Charles de Gaulle, 1890 yılında, Lille'de yaşayan Katolik bir ailenin ikinci çocuğu olarak dünyaya geldi. De Gaulle'nin dedesi tarihçi, anneannesi yazar, babası Katolik okullarında öğretim görevlisiydi.
De Gaulle Paris'te ve Belçika'da eğitim gördü. 1908'de Saint-Cyr Askerî Uzmanlık Okulu'na girdi, eğitimi dört yıl sürdü.
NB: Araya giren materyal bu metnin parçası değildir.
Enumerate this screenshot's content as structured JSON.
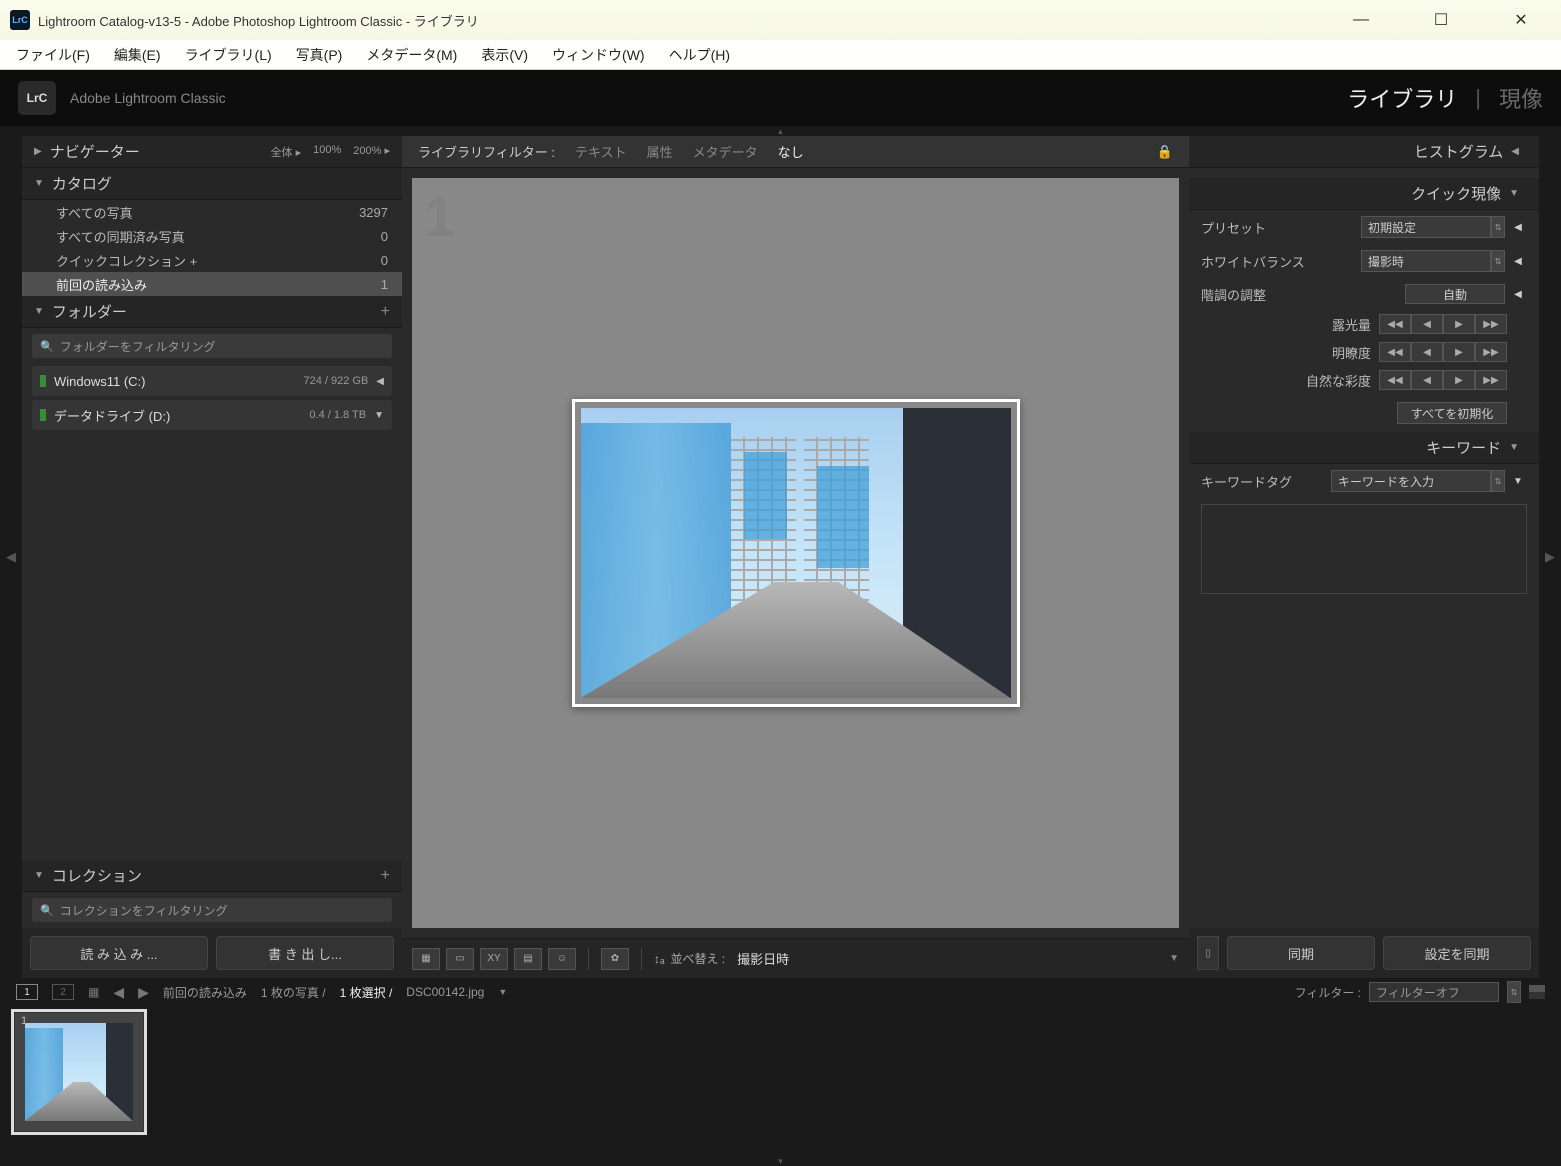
{
  "titlebar": {
    "title": "Lightroom Catalog-v13-5 - Adobe Photoshop Lightroom Classic - ライブラリ",
    "icon": "LrC"
  },
  "menubar": {
    "items": [
      "ファイル(F)",
      "編集(E)",
      "ライブラリ(L)",
      "写真(P)",
      "メタデータ(M)",
      "表示(V)",
      "ウィンドウ(W)",
      "ヘルプ(H)"
    ]
  },
  "header": {
    "badge": "LrC",
    "app_name": "Adobe Lightroom Classic",
    "module_library": "ライブラリ",
    "module_develop": "現像"
  },
  "left": {
    "navigator": {
      "title": "ナビゲーター",
      "zoom_fit": "全体",
      "zoom_100": "100%",
      "zoom_200": "200%"
    },
    "catalog": {
      "title": "カタログ",
      "rows": [
        {
          "label": "すべての写真",
          "count": "3297"
        },
        {
          "label": "すべての同期済み写真",
          "count": "0"
        },
        {
          "label": "クイックコレクション +",
          "count": "0"
        },
        {
          "label": "前回の読み込み",
          "count": "1"
        }
      ]
    },
    "folders": {
      "title": "フォルダー",
      "filter_placeholder": "フォルダーをフィルタリング",
      "volumes": [
        {
          "name": "Windows11 (C:)",
          "size": "724 / 922 GB"
        },
        {
          "name": "データドライブ (D:)",
          "size": "0.4 / 1.8 TB"
        }
      ]
    },
    "collections": {
      "title": "コレクション",
      "filter_placeholder": "コレクションをフィルタリング"
    },
    "buttons": {
      "import": "読 み 込 み ...",
      "export": "書 き 出 し..."
    }
  },
  "center": {
    "filter_bar": {
      "label": "ライブラリフィルター :",
      "text": "テキスト",
      "attribute": "属性",
      "metadata": "メタデータ",
      "none": "なし"
    },
    "cell_number": "1",
    "toolbar": {
      "sort_label": "並べ替え :",
      "sort_value": "撮影日時"
    }
  },
  "right": {
    "histogram": {
      "title": "ヒストグラム"
    },
    "quick_develop": {
      "title": "クイック現像",
      "preset_label": "プリセット",
      "preset_value": "初期設定",
      "wb_label": "ホワイトバランス",
      "wb_value": "撮影時",
      "tone_label": "階調の調整",
      "tone_auto": "自動",
      "exposure": "露光量",
      "clarity": "明瞭度",
      "vibrance": "自然な彩度",
      "reset": "すべてを初期化"
    },
    "keywords": {
      "title": "キーワード",
      "tag_label": "キーワードタグ",
      "input_value": "キーワードを入力"
    },
    "buttons": {
      "sync": "同期",
      "sync_settings": "設定を同期"
    }
  },
  "statusbar": {
    "monitor1": "1",
    "monitor2": "2",
    "source": "前回の読み込み",
    "count": "1 枚の写真 /",
    "selected": "1 枚選択 /",
    "filename": "DSC00142.jpg",
    "filter_label": "フィルター :",
    "filter_value": "フィルターオフ"
  },
  "filmstrip": {
    "thumb_num": "1"
  }
}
Oradayken, boyunun uzunluğu nedeniyle (1.96 cm) ve yüksek alnı ve burnu nedeni ile büyük kuşkonmaz takma adını aldı.[1] 1912'de mezun olarak orduya katıldı.
I. Dünya Savaşı sonrasında orduda kalan de Gaulle, Maxime Weygand ve Philippe Petain gibi döneminin bazı generallerinin kurmay heyetlerinde çalıştı. Sovyet-Polonya Savaşı sırasında Fransa'dan Polonya'ya yardım olarak yollanan birliğe katılmak için gönüllü oldu ve savaş sırasında Polonya ordusunda piyade birliklerini eğitti. Savaşta gösterdiği başarılar nedeniyle Polonya tarafından Virtuti Militiari madalyasına layık görüldü.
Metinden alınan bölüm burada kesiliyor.